How was such ignorance so common in a community commonly felt to contain the cream of the crop of young US college students?

Then it dawned on me. It wasn’t that these students were ignorant about US society. It was that they were rather “innumerate,” as the mathematician John Allen Paulos had labeled it in a book he wrote in the 1980s. They had no concept whatsoever of what a million actually represented. For them, a million and a billion were merely both too large to comprehend.

(The population of the US is now about 330 million. When I was growing up, it was 250 million.)

This is a problem all by itself. The physicist Enrico Fermi used to give students thought problems to solve on the proverbial back of the envelope. E.g., how many piano tuners are there in Chicago? You had to have some general knowledge about the world, in terms of populations and proportions, to get the answer; he only asked for the nearest order of magnitude. Most people can’t do this; from those who could, Fermi chose his students.

Science fiction writer Philip K. Dick once said, “Reality is that which continues to exist even when you stop believing in it.” The line between being scientifically or empirically controversial vs being politically controversial has been blurred to the point of erasure. In Washington, and many other seats of government throughout the world, belief trumps reality.

With the example of Amy Coney Barrett.

I should underscore that when I discuss scientific illiteracy, I am not focusing on how many scientific facts people may remember. I rather mean the process of science: empirical testing and retesting, logical analysis, and drawing conclusions derived from facts and not hopes. The impact of increased CO2 on heat absorption in the atmosphere is something that can be tested, as can the expansion coefficient of water as heat is added, one of the key factors affecting measured sea level rise.
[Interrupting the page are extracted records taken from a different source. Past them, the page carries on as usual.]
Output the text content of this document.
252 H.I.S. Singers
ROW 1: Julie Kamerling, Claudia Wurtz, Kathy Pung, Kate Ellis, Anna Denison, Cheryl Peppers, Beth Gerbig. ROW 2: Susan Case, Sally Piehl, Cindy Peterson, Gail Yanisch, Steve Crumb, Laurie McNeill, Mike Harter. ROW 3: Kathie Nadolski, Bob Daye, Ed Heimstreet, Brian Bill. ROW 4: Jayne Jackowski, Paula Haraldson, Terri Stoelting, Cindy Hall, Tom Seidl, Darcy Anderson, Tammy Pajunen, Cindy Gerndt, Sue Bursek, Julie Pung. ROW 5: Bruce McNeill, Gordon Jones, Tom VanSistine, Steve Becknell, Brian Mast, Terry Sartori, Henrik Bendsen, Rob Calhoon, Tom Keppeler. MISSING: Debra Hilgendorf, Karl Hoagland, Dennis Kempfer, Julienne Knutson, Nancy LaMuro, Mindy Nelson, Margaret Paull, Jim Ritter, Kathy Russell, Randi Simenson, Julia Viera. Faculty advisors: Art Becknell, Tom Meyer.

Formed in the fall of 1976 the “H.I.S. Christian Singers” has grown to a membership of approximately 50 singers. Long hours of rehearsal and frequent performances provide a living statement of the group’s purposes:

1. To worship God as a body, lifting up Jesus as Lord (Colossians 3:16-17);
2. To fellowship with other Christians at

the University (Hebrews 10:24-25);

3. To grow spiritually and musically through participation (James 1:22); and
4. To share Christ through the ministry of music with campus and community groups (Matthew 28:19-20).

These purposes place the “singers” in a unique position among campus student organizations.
Accepting the reality of these is not something that should disqualify you from, or assure you of, a government appointment.

The article was linked from one of my science fiction email groups because of this comment:

When it comes to public perceptions of medical or scientific prowess, I blame in part science fiction programs on television or in feature films that give the illusion that faced with a technical problem, sufficiently talented scientists and engineers can both ascertain the cause and create a solution in hours instead of years or decades. That is just not the way science often works. Most important scientific developments are not revolutionary. More often than not they are baby steps taken along a long road of discovery.

Yes, this is a problem, not just with science fiction dramas. And this is a reason why relying on stories to build your world-view (as most people do perhaps) can be misguided. The general example being that so many shows about police actions and hospital crises gives you the impression that the world is more dangerous and frightful than it actually is. A larger issue for future thought.

The essay has a nice conclusion:

The Enlightenment was well-named because it led to a greater understanding of ourselves, our society, and our environment, and was accompanied by the rise of the scientific method. Acting for the common good requires subjecting our own ideas to empirical scrutiny, being open to considering and empirically testing the ideas of others, and letting empirical data be the arbiter of reality. The most compelling reason that all of us, most importantly our public figures, should take science seriously, and honestly, was expressed best by Jacob Bronowski, a personal hero who exemplified the union of the two cultures of science and humanities:

Dream or nightmare, we have to live our experience as it is, and we have to live it awake. We live in a world which is penetrated through and through by science and which is both whole and real. We cannot turn it into a game simple by taking sides.